- Bakhlaur Location in Punjab, India Bakhlaur Bakhlaur (India)
- Coordinates: 31°04′32″N 75°56′45″E﻿ / ﻿31.0755877°N 75.9457611°E
- Country: India
- State: Punjab
- District: Nawanshahr

Government
- • Type: Panchayat raj
- • Body: Gram panchayat
- Elevation: 251 m (823 ft)

Population (2011)
- • Total: 3,226
- Sex ratio 1617/1609 ♂/♀

Languages
- • Official: Punjabi
- Time zone: UTC+5:30 (IST)
- PIN: 144422
- Telephone code: 01823
- ISO 3166 code: IN-PB
- Post office: Urapar
- Website: nawanshahr.nic.in

= Bakhlaur =

Bakhlaur is a village of Nawanshahr in Punjab State, India. It is located 5 km away from postal head office Urapar, 9.6 km from Apra, 21.4 km from district headquarter Shaheed Bhagat Singh Nagar and 110 km from state capital Chandigarh. The village is administrated by Sarpanch an elected representative of the village.

== Demography ==
As of 2011, Bakhlaur has a total number of 641 houses and population of 3226 of which 1617 include are males while 1609 are females according to the report published by Census India in 2011. The literacy rate of Bakhlaur is 78.18%, higher than the state average of 75.84%. The population of children under the age of 6 years is 339 which is 10.51% of total population of Bakhlaur, and child sex ratio is approximately 852 as compared to Punjab state average of 846.

As per the report published by Census India in 2011, 928 people were engaged in work activities out of the total population of Bakhlaur which includes 799 males and 129 females. According to census survey report 2011, 58.41% workers describe their work as main work and 51.49% workers are involved in Marginal activity providing livelihood for less than 6 months.

== Education ==
The village has a Punjabi medium, co-ed upper primary with secondary school founded in 1968. The schools provide mid-day meal as per Indian Midday Meal Scheme. As per Right of Children to Free and Compulsory Education Act the school provide free education to children between the ages of 6 and 14. The village also has a Punjabi medium, co-ed primary with upper primary and secondary/higher secondary private school which was founded in 1984, and provide education from class 1 to 12.

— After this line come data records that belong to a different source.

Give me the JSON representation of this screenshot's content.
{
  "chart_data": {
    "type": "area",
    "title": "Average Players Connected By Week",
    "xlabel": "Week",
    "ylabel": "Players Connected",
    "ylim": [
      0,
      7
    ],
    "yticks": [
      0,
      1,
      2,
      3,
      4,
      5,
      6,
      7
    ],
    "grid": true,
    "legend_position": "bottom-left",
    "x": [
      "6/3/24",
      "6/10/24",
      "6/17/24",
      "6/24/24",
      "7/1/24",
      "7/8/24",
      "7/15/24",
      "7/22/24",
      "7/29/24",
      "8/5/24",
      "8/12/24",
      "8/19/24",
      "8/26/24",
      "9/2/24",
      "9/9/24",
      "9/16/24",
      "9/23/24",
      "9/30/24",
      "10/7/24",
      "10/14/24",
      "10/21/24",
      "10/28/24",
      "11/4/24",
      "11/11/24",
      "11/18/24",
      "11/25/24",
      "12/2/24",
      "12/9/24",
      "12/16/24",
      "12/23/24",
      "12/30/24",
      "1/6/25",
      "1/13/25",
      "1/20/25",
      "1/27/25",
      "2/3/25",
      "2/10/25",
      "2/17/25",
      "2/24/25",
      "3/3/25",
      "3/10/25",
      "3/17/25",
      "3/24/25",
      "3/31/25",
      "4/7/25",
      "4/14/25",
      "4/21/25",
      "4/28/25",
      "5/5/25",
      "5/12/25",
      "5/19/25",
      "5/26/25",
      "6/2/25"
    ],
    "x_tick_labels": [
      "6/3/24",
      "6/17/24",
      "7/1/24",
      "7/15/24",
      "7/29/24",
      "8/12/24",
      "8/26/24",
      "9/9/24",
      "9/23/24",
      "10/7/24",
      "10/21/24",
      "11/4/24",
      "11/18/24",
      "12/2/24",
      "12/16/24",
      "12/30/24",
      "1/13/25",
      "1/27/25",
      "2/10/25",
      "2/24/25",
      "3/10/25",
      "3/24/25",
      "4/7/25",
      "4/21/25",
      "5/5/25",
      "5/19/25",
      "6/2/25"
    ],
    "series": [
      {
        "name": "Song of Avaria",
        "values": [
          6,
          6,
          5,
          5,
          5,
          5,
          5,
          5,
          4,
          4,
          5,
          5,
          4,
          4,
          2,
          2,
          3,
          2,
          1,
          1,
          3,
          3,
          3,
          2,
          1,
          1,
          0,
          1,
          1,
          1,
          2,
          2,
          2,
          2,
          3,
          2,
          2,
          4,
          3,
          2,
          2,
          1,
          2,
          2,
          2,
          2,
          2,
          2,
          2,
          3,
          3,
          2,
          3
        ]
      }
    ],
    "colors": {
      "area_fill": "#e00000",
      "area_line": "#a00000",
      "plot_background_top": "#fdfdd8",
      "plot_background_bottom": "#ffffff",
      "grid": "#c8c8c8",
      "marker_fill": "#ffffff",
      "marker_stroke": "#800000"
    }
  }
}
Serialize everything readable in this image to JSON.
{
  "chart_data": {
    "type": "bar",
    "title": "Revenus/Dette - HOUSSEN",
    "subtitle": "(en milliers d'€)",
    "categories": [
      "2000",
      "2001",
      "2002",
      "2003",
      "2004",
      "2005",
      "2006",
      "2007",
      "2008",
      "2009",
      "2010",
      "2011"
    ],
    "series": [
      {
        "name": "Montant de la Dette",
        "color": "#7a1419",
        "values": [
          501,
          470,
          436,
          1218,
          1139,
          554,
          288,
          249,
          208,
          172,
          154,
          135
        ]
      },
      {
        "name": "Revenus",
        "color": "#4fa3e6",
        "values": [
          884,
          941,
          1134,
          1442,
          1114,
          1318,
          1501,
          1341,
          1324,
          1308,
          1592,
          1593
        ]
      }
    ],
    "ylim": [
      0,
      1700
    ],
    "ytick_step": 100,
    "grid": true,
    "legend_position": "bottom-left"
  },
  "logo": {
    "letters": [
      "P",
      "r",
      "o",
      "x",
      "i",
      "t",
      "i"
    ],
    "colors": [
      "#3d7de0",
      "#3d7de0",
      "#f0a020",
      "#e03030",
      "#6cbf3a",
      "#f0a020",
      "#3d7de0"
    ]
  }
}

Sikh National College Banga and Amardeep Singh Shergill Memorial college Mukandpur are the nearest colleges. Lovely Professional University is 36 km away from the village.

== Transport ==
Banga train station is the nearest train station however, Nawanshahr railway station is 20 km away from the village. Sahnewal Airport is the nearest domestic airport which located 48 km away in Ludhiana and the nearest international airport is located in Chandigarh also Sri Guru Ram Dass Jee International Airport is the second nearest airport which is 144 km away in Amritsar.